Suppose your business earns a $20,000 profit during the next year. If you took the bank loan, your interest expense (cost of debt financing) would be $4,000, leaving you with $16,000 in profit.

Conversely, had you used equity financing, you would have zero debt (and as a result, no interest expense), but would keep only 75% of your profit (the other 25% being owned by your neighbor). Therefore, your personal profit would only be $15,000, or (75% x $20,000).

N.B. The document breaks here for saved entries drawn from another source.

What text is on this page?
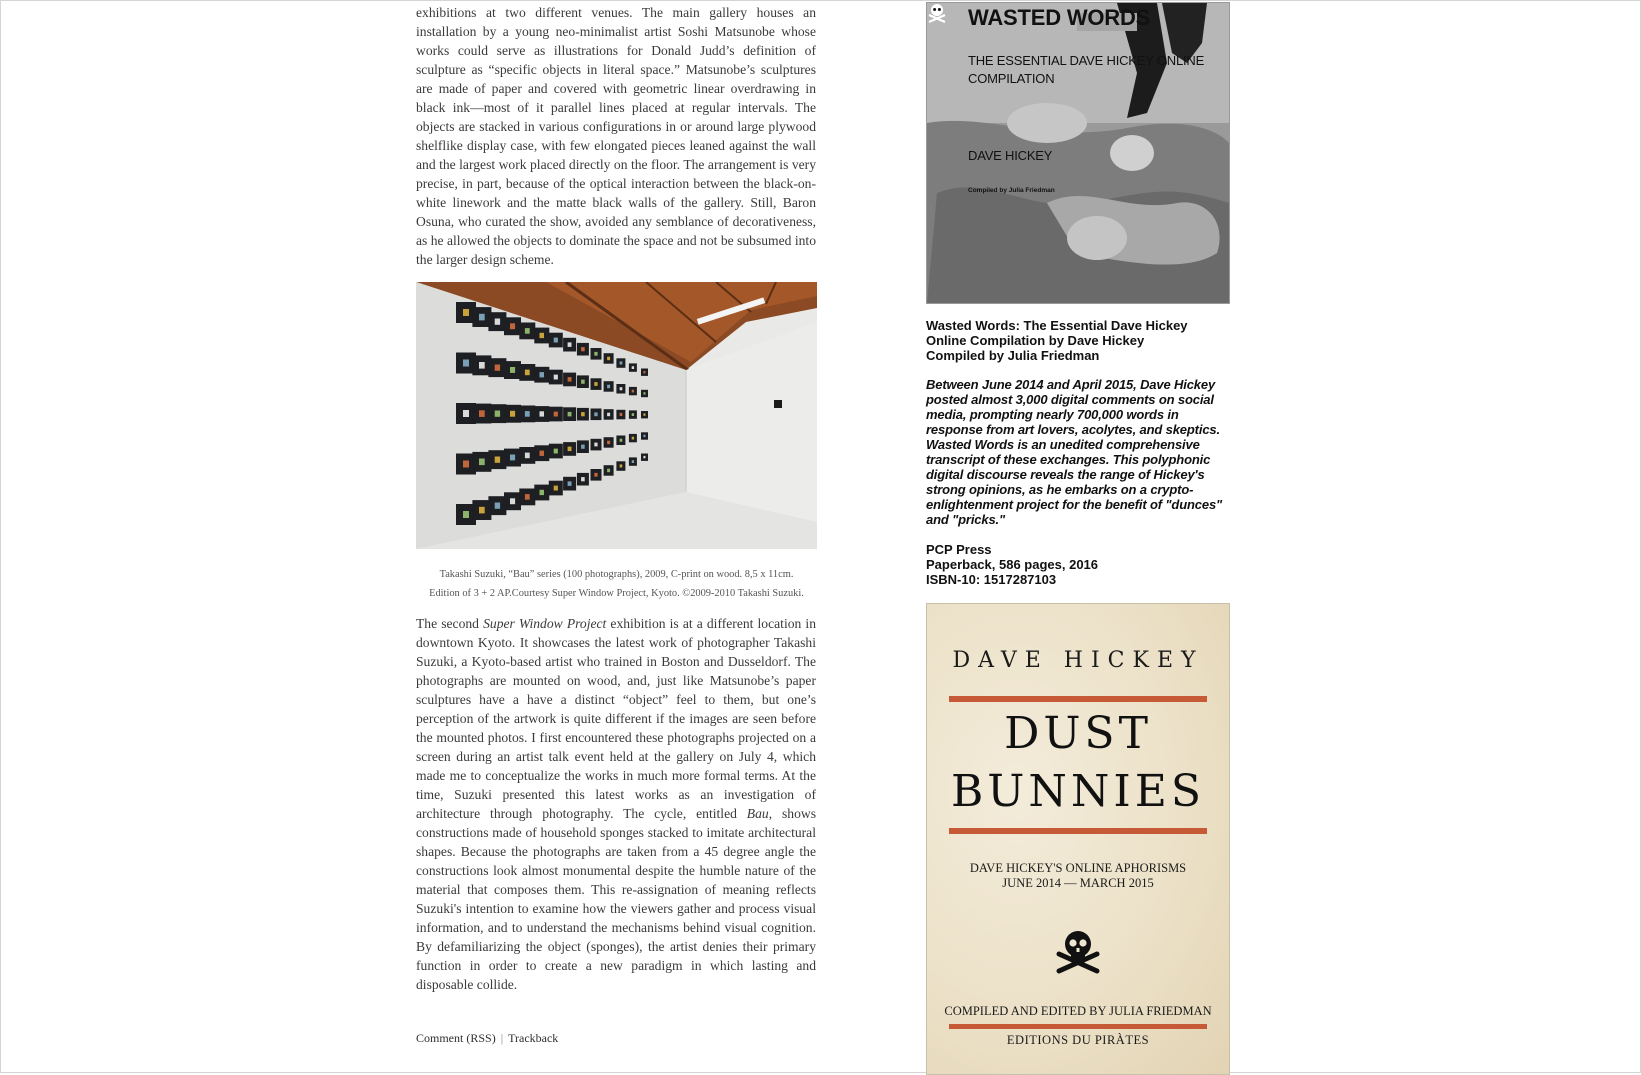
exhibitions at two different venues. The main gallery houses an installation by a young neo-minimalist artist Soshi Matsunobe whose works could serve as illustrations for Donald Judd’s definition of sculpture as “specific objects in literal space.” Matsunobe’s sculptures are made of paper and covered with geometric linear overdrawing in black ink—most of it parallel lines placed at regular intervals. The objects are stacked in various configurations in or around large plywood shelflike display case, with few elongated pieces leaned against the wall and the largest work placed directly on the floor. The arrangement is very precise, in part, because of the optical interaction between the black-on-white linework and the matte black walls of the gallery. Still, Baron Osuna, who curated the show, avoided any semblance of decorativeness, as he allowed the objects to dominate the space and not be subsumed into the larger design scheme.

The second Super Window Project exhibition is at a different location in downtown Kyoto. It showcases the latest work of photographer Takashi Suzuki, a Kyoto-based artist who trained in Boston and Dusseldorf. The photographs are mounted on wood, and, just like Matsunobe’s paper sculptures have a have a distinct “object” feel to them, but one’s perception of the artwork is quite different if the images are seen before the mounted photos. I first encountered these photographs projected on a screen during an artist talk event held at the gallery on July 4, which made me to conceptualize the works in much more formal terms. At the time, Suzuki presented this latest works as an investigation of architecture through photography. The cycle, entitled Bau, shows constructions made of household sponges stacked to imitate architectural shapes. Because the photographs are taken from a 45 degree angle the constructions look almost monumental despite the humble nature of the material that composes them. This re-assignation of meaning reflects Suzuki's intention to examine how the viewers gather and process visual information, and to understand the mechanisms behind visual cognition. By defamiliarizing the object (sponges), the artist denies their primary function in order to create a new paradigm in which lasting and disposable collide.

Takashi Suzuki, “Bau” series (100 photographs), 2009, C-print on wood. 8,5 x 11cm.
Edition of 3 + 2 AP.Courtesy Super Window Project, Kyoto. ©2009-2010 Takashi Suzuki.
Comment (RSS) | Trackback
WASTED WORDS
THE ESSENTIAL DAVE HICKEY ONLINE COMPILATION
DAVE HICKEY
Compiled by Julia Friedman
Wasted Words: The Essential Dave Hickey
Online Compilation by Dave Hickey
Compiled by Julia Friedman
Between June 2014 and April 2015, Dave Hickey posted almost 3,000 digital comments on social media, prompting nearly 700,000 words in response from art lovers, acolytes, and skeptics. Wasted Words is an unedited comprehensive transcript of these exchanges. This polyphonic digital discourse reveals the range of Hickey's strong opinions, as he embarks on a crypto-enlightenment project for the benefit of "dunces" and "pricks."
PCP Press
Paperback, 586 pages, 2016
ISBN-10: 1517287103
DAVE HICKEY
DUST
BUNNIES
DAVE HICKEY'S ONLINE APHORISMS
JUNE 2014 — MARCH 2015
COMPILED AND EDITED BY JULIA FRIEDMAN
EDITIONS DU PIRÀTES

Tags: American Express Business Cards, Att Business Customer Service, Att Business Internet, Att Business Login, Bad Business Codes, Bank Of America Small Business, Buffalo Business First, Business Administration Jobs, Business Administration Salary, Business Analyst Jobs, Business Card Dimensions, Business Casual Female, Business Casual For Women, Business Casual Women Outfits, Business Ideas 2021, Business Letter Example, Business License California, Business Name Search, Business Process Reengineering, Business Proposal Template, Buy A Business, Card For Business, Chase For Business, Chase Ink Business Card, Columbia Business School, Costco Business Center San Jose, Emirates Business Class, Facebook Business Account, Fictitious Business Name, Florida Business Entity Search, Ga Sos Business Search, Georgia Business Search, Google Business Email, Houston Business Journal, Illinois Business Search, Instagram Business Account, Is Lularoe Still In Business, London Business School, Master Of Business Administration, Men'S Business Casual, Pittsburgh Business Times, Qualified Business Income Deduction, Sacramento Business Journal, Secured Business Credit Card, Standard Business Card Size, T Mobile Business, Texas Business Search, Tië³´o The Business, Top Business Schools In Us, Types Of Business

Continue Reading

Previous How to Come up with Content that Goes Viral? – with Rand Fishkin
Next Stay Calm And Virtual Event Plan On

Recent Posts

  • Electronics Retailer
  • In One Montana Town, Mask Guidelines Fluctuate By The Business.
  • Need A Enterprise Thought? Right here Are fifty five.
  • Auto, Life Insurance, Banking, & More. Get A Free Quote
  • Internal Linking For SEO: 9 Practices Anyone Can Do

Archives

August 2022
M T W T F S S
1234567
891011121314
15161718192021
22232425262728
293031  
« Jul    

Tags

American Express Business Cards Att Business Internet Att Business Login Bad Business Codes Bank Of America Small Business business Business Administration Jobs Business Administration Salary Business Analyst Jobs Business Card Dimensions Business Casual Female Business Casual For Women Business Ideas 2021 Business Letter Example Business License California Business Name Search Business Process Reengineering Business Proposal Template Buy A Business Chase For Business Chase Ink Business Card Columbia Business School Costco Business Center San Jose Facebook Business Account Fictitious Business Name Florida Business Entity Search Ga Sos Business Search Georgia Business Search Google Business Email Houston Business Journal Illinois Business Search Instagram Business Account Is Lularoe Still In Business London Business School Master Of Business Administration Men'S Business Casual Pittsburgh Business Times Sacramento Business Journal Secured Business Credit Card Standard Business Card Size Texas Business Search Tië³´o The Business T Mobile Business Top Business Schools In Us Types Of Business

Categories

bayar.ooo

buybacklinks

Recommended Link

car accident attorney philadelphia

Intellifluence Trusted Blogger

BL

TL

thesapphiresmovie.com | Magazine 7 by AF themes.